Gagosian Gallery Paris has announced an exhibition dedicated to Christo, presented in collaboration with the artist’s estate. Featuring sculptures made in Paris between 1958 and 1963, the exhibition features the earliest examples of Christo’s wrapped objects and barrel structures, many of which are exhibited for the first time, along with key works from his rarely shown Surfaces d’Empaquetage and Cratères series. The exhibition is open to the public on June 10, displayed across two floors of Gagosian’s rue de Ponthieu gallery, near Christo’s first Paris studio.
Christo moved to Paris in 1958, founding a studio in a small maid’s room at 14 rue de Saint Sénoch in the 17th arrondissement. During that time, he created his first Wrapped Objects and barrel structures, which then became prominent features of his practice. The artist found inspiration from connections with leading figures of the European and American avant-garde, including Joseph Beuys, John Cage, Nam June Paik, Pierre Restany, and Karlheinz Stockhausen. That same year, he met Jeanne-Claude Denat de Guillebon, who became his wife and creative partner, co-creating monumental works of art that changed the way people perceive public art.
The tactile works of the Surfaces d’Empaquetage (1958–61) series are created with crumpled fabric or paper, coated with thin layers of lacquer and sand. In 1959, after visiting an exhibition that included work by Jean Dubuffet, Christo embarked on another series, Cratères. Thick, coagulated layers of dark brown paint characterizing these wall-mounted panels revealed his growing interest in three-dimensional mediums. In some, he attached empty paint cans to the base before applying a mixture of sand, enamel, and glue, creating a mesh of furrows, and trenches, that penetrate the space.
Christo was first intrigued by steel oil drums for their scale, economical price, and indestructibility, which he began to cover with the same fabric, varnish, paint, and sand that he used on smaller objects like cans and bottles. The larger dimensions of the barrels and their arrangements into groups gave them a monumental character, influencing Christo to expand the scale of his environmental works.

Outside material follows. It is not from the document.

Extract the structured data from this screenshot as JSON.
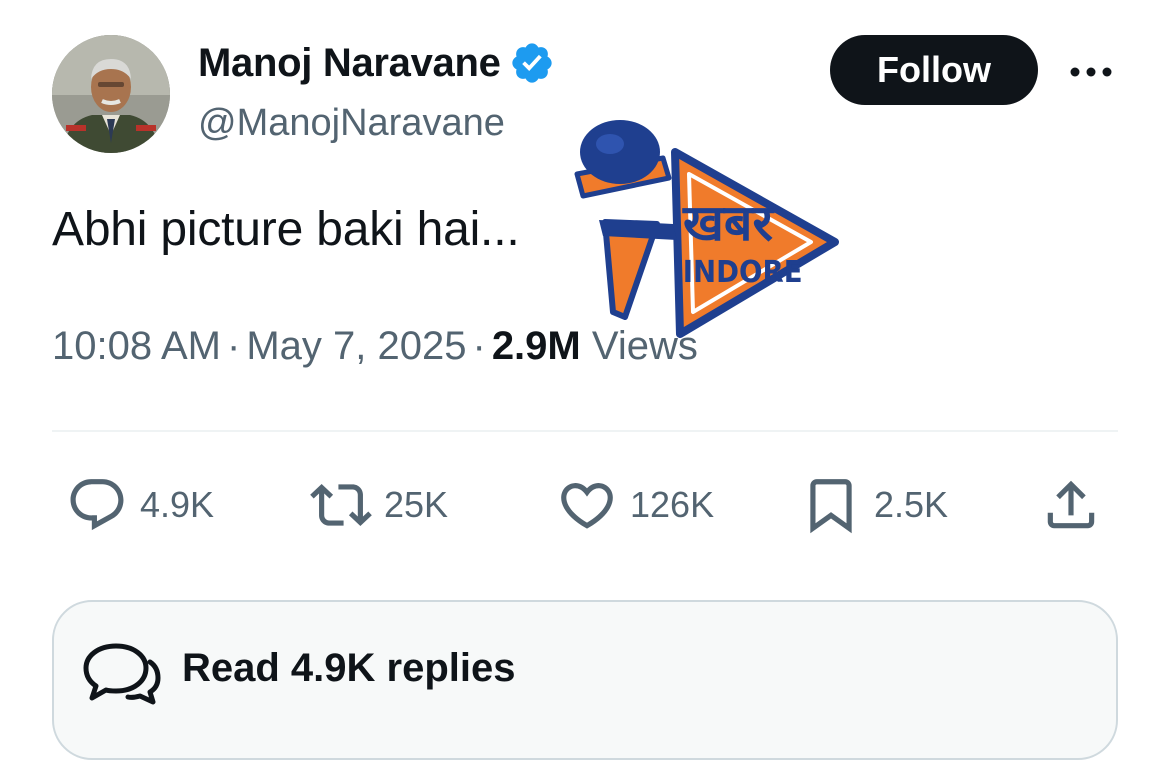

Most of Christo’s first Wrapped Objects sculptures incorporate conventional art materials such as paint cans and pigment bottles, covered in a resin-soaked canvas. Enveloping everyday objects with fabric or polyethylene sheets and binding them with rope altered their silhouettes and surfaces, playing with their identities. The series lasted for more than sixty years, informing more complex interventions, leading to the massive 2021 project L’Arc de Triomphe, Wrapped, which he first proposed in 1961.
I started working on the Cratères, the Wrapped Cans, the Surfaces d’Empaquetage around the same time, in 1958. In the beginning, the wrapping was not essential. It was not so much about making an object, but more about the texture of the object itself. I used fabric to wrap the cans, then I applied paint and lacquer to stiffen the fabric. This way they became like a still life. -- Christo
The exhibition comes after an early interest in Christo, when the founder of the gallery presented an exhibition of Jeanne-Claude and his work Running Fence in Los Angeles in the mid-’70s.